Xnv From Canada, joined Jan 2000, 142 posts, RR: 0
Reply 19, posted (10 years 9 months 6 days 12 hours ago) and read 2178 times:
No chance with AC, at least by their policy. Only deadheading flight crew are allowed to ride jump now, not even spouses of employees can go up. Even then it is Captain's discretion. Good luck, but don't get your hopes up on any airline unless you work for them.
Airportugal From Portugal, joined Nov 1999, 139 posts, RR: 11
Reply 20, posted (10 years 9 months 6 days 12 hours ago) and read 2158 times:
I recently flew to Paris and back on AF and got a jumpseat from boarding time to deplaSning time on both flights. As I boarded I gave my business card to the F.A. and asked if I could say Hi to the crew. As I was preparing to seat down, she came back and said that the captain was inviting me to join him in the flight deck during the all flight. And the same thing hapened on my return flight. This also happens on my flights with other Portuguese airliners. And no, I don't work for an airline or anything related to them.

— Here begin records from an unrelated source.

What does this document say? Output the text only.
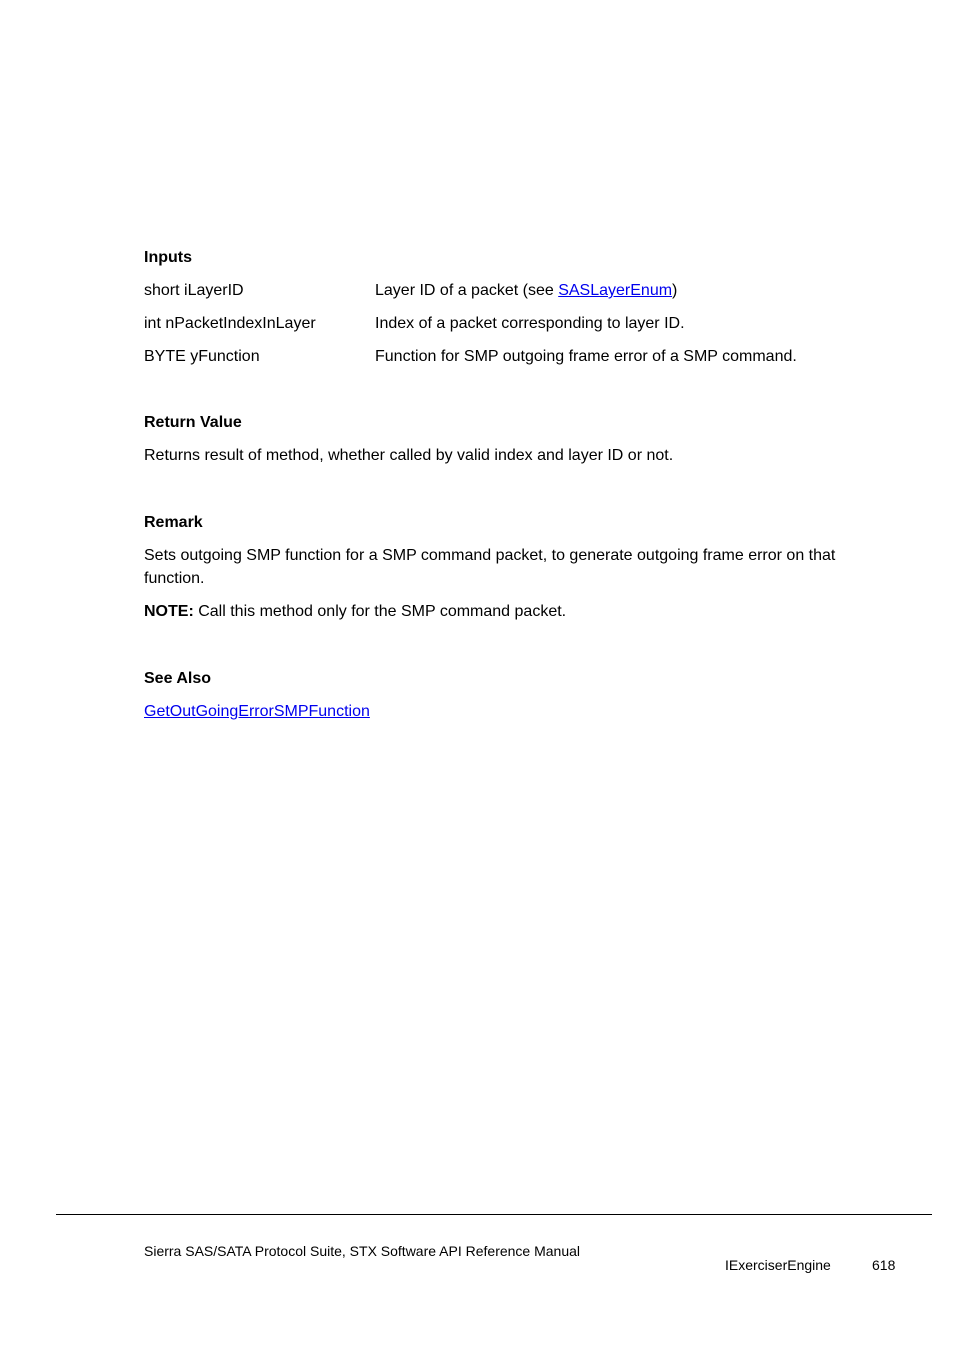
Inputs
short iLayerID	Layer ID of a packet (see SASLayerEnum)
int nPacketIndexInLayer	Index of a packet corresponding to layer ID.
BYTE yFunction	Function for SMP outgoing frame error of a SMP command.
Return Value
Returns result of method, whether called by valid index and layer ID or not.
Remark
Sets outgoing SMP function for a SMP command packet, to generate outgoing frame error on that function.
NOTE: Call this method only for the SMP command packet.
See Also
GetOutGoingErrorSMPFunction
Sierra SAS/SATA Protocol Suite, STX Software API Reference Manual
IExerciserEngine	618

Captaingomes From Canada, joined Feb 2001, 6413 posts, RR: 56
Reply 22, posted (10 years 9 months 6 days 10 hours ago) and read 2058 times:
Flightlevel, unfortunately it is a Transport Canada regulation, so you wont be able to get in there. I heard from most people that you had to be a pilot with the airline to fly in the jumpseat, however, I know two different individuals on the ground, one who works for Westjet and another who worked for Royal and now works for the GTAA as a ground controller, and both recently got jumpseat rides. They did know the pilots well though.
Luis, I'm flying to LIS next week and I really wanted to fly on SATA because I thought maybe there was a chance I would get to visit the flight deck and possibly even sit in the jumpseat for part of the flight. Too bad I couldn't get the dates I wanted, and I'm flying on Air Transat, where I know I can't visit the flight deck.
"it's kind of like an Airbus, it's an engineering marvel, but there's no sense of passion" -- J. Clarkson re: Coxster
CV990 From , joined Dec 1969, posts, RR:
Reply 23, posted (10 years 9 months 6 days 8 hours ago) and read 1999 times:
Does anyone know if SWISS is one of those that is really open to let people visit the cockpit? Maybe our swiss friends would know that!
About TAP, I know that these great crews always let people visit the cockpit, it's interesting when TAP was the first airline in the world to have an airplane hijacked in 1961, a L1049G CS-TLF comming from Marocco to Lisbon was forced to make a low flypast over LIS were the hijackers spread fliers against the regime and then flew back to Marocco again.